Following the Annual General Meeting of 11 November 2018, we welcome the new Board for 2018-2019 and in particular welcome two new volunteer directors, Kate McKeand and Wayne Pointon.
Prof W Ted Brown, President
Prof Brown MD is the recently retired Director of the New York State Institute for Basic Research (IBR) in Developmental Disabilities, Staten Island, New York. Upon retiring, he moved to Sydney and married paediatrician Dr Jacqueline Small, who runs a clinic for children with developmental disability. He has an appointment as Visiting Professor at the University of Sydney. Much of his 35 year research career has focused on Fragile X syndrome and on autism. He was the first to describe a relationship between autism and the Fragile X syndrome. His team was the first to demonstrate the feasibility of prenatal diagnosis for Fragile X, and subsequently have provided prenatal diagnosis for more than 1,400 known carriers. His laboratory has developed a sensitive antibody test to
quantify the Fragile X protein levels in blood spots. His clinic was a participant in the Fragile X drug trials sponsored by Seaside, Novartis and Roche. Prof Brown is based in Sydney. He was re-appointed to the Board at the AGM on 11 November 2018.
Judith Lenart, Treasurer
Judith is an experienced director with a background in business, education and health. She has served on the boards of several companies and charities in Australasia. Judith joined the Board of Fragile X Association in 2014 and has served as both Secretary and Treasurer. She is a registered valuer and has served on the finance committee of CatholicCare Broken Bay, New South Wales. Judith is based in Sydney. Judith was re-appointed to the Board at the AGM on 11 November 2018.

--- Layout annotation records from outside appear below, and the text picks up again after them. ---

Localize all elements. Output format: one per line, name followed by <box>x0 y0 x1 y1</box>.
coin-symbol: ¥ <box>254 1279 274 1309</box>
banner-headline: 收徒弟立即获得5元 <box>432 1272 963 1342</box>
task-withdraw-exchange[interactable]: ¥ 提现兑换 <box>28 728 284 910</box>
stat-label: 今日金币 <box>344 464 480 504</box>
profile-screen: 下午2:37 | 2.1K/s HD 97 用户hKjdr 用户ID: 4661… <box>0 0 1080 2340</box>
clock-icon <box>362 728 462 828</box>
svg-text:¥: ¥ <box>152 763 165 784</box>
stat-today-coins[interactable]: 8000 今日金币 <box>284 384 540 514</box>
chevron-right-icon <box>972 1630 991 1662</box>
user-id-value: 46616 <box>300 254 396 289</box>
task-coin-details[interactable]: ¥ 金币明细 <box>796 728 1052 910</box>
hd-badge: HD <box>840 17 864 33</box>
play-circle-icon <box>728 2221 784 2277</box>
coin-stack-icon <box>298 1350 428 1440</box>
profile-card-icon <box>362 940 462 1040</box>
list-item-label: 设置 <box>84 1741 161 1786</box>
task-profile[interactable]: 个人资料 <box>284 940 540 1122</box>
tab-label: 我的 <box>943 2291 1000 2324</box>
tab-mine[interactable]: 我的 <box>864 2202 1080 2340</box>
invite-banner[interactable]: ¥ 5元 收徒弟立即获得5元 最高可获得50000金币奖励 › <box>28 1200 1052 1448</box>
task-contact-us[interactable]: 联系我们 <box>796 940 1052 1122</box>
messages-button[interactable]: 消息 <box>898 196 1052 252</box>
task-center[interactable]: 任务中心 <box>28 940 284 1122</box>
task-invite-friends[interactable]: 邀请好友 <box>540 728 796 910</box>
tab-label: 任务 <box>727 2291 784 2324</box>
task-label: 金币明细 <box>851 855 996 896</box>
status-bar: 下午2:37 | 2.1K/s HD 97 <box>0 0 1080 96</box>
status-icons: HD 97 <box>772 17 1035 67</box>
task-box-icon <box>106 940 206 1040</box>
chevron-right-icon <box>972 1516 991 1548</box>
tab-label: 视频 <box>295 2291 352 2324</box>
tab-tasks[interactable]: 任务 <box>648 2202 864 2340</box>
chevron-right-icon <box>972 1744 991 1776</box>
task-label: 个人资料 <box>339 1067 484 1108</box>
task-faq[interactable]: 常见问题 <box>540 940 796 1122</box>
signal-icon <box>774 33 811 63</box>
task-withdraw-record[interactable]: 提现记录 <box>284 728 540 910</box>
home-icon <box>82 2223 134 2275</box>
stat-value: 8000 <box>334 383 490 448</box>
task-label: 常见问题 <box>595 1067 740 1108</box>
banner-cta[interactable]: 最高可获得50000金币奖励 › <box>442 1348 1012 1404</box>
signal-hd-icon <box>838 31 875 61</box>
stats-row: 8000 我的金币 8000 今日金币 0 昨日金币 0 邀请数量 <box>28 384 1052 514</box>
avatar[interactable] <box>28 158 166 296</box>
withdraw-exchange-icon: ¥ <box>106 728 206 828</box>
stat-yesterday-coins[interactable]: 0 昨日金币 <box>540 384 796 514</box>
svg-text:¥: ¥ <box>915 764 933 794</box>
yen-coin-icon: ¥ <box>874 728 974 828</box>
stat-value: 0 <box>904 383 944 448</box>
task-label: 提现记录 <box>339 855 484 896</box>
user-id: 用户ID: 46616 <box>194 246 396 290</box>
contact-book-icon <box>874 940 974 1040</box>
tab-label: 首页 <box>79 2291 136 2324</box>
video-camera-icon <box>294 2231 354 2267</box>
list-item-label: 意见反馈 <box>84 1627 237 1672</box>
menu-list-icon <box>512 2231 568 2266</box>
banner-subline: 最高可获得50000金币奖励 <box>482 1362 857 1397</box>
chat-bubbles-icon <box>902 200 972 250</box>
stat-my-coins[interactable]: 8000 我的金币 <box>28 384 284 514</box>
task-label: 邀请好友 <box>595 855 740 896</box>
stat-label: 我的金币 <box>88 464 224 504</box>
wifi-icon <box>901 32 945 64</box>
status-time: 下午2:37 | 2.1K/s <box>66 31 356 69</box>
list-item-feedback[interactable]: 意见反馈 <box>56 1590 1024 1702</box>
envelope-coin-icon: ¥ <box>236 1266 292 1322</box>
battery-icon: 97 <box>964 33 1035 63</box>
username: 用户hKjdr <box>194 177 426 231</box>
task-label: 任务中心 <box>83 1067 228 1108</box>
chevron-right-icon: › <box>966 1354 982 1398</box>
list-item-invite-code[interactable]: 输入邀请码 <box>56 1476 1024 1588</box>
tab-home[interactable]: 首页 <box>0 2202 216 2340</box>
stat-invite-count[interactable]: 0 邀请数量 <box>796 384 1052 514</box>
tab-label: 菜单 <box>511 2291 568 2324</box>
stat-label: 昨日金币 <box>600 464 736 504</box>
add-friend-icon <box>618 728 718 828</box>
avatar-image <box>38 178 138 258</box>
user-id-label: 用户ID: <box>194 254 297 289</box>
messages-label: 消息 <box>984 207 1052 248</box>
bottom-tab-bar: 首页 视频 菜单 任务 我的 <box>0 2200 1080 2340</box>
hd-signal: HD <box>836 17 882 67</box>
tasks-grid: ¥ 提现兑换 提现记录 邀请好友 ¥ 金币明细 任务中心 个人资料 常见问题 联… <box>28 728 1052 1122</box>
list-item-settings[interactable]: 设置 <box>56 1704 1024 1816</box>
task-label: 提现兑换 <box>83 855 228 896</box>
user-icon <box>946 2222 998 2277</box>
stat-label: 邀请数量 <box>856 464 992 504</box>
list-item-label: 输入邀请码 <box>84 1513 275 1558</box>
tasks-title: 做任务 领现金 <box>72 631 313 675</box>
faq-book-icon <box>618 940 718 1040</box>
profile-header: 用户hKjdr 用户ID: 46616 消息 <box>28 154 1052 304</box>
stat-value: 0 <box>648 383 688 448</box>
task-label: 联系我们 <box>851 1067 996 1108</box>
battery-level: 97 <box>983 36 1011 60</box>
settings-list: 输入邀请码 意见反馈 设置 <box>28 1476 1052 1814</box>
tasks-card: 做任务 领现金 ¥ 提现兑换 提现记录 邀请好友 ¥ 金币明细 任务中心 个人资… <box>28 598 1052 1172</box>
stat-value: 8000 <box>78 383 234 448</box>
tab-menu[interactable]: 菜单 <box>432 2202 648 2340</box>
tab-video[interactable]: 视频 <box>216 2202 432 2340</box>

Christine Kelleher, Secretary
Christine has been involved with Fragile X Association for nearly twenty years, including serving on the Board and the executive committee several times. She is a mother of three adult children, two of whom have full mutation Fragile X. Christine is passionate about seeing the Association succeed and sharing her knowledge of raising affected children within the Fragile X community. She is based in Sydney. Christine was re-appointed to the Board at the AGM on 11 November 2018.
Graham Hook, Director
Graham’s son James is an adult who has Fragile X syndrome. Graham re-joined the Board in May 2016, having previously served as a director, Vice-President and President. Graham has also served on the board of Duke of Edinburgh Awards, and Life Be In It (NT). He is a current member of the Australian Institute of Company Directors. Graham spent the majority of his career in the Air Force and now serves as a business manager within the Department of Defence. Graham also volunteers with Special Olympics Queensland as a basketball coach for one of the Brisbane teams. In his spare time Graham enjoys gardening, cultural events, catching up with friends or just being with his wife Amanda. He is an amateur artist who enjoys doing landscapes and portraits in oils. Graham is based in Brisbane, and was re-appointed to the Board at the AGM on 11 November 2018.
Katherine Brown, Director
Katherine is English and moved to Australia in 2006 with her husband David. Together they have two children: Samantha is 9 and has not been tested for Fragile X; Andrew is 7 and has Fragile X syndrome. Katherine joined the Board in 2016. She has worked in the finance industry for over 10 years. Before moving to Australia she was supervising a debt recovery team for a stock broker, representing the company in court during disputed claims. Katherine built on her public speaking experience in 2012/13 before returning to the finance industry in a sales role. She has recently taken up running and likes to run for fitness with friends. Katherine is based in Adelaide and has taken part in several organised running events and has used these events to fundraise for Fragile X Association on several occasions. She was re-appointed to the Board at the AGM on 11 November 2018.
Kate McKeand, Director
Kate is a disability advocate and mother of two children who have Fragile X full mutation. She is based in Melbourne and is a director of a consulting organisation that specialises in supporting and empowering participants in the National Disability Insurance Scheme. Kate has represented families of children with disabilities on a number of consumer and advocacy bodies, and has presented at a wide range of forums on inclusion of people with disabilities, disability supports and NDIS. Originally an environmental engineer, Kate has experience working in board and management roles in the not-for-profit, government and consulting sectors. Kate loves yoga and the Australian bush, and is attempting to establish a sensory garden at home with the help of her children and husband Stuart. Kate was appointed to the Board at the AGM on 11 November 2018.
Wayne Pointon, Director
Wayne lives in Busselton, Western Australia with his wife Lisa, their daughter Emma (9) and twin boys Ben & Zak (6). Zak has Fragile X syndrome whilst his siblings are unaffected. Wayne has held several senior positions in the public sector in analytics and investigations, and in enforcement and compliance operations. He currently holds an operational leadership position within the mining industry. Wayne enjoys spending time fishing and camping with his family. Wayne was appointed to the Board at the AGM on 11 November 2018.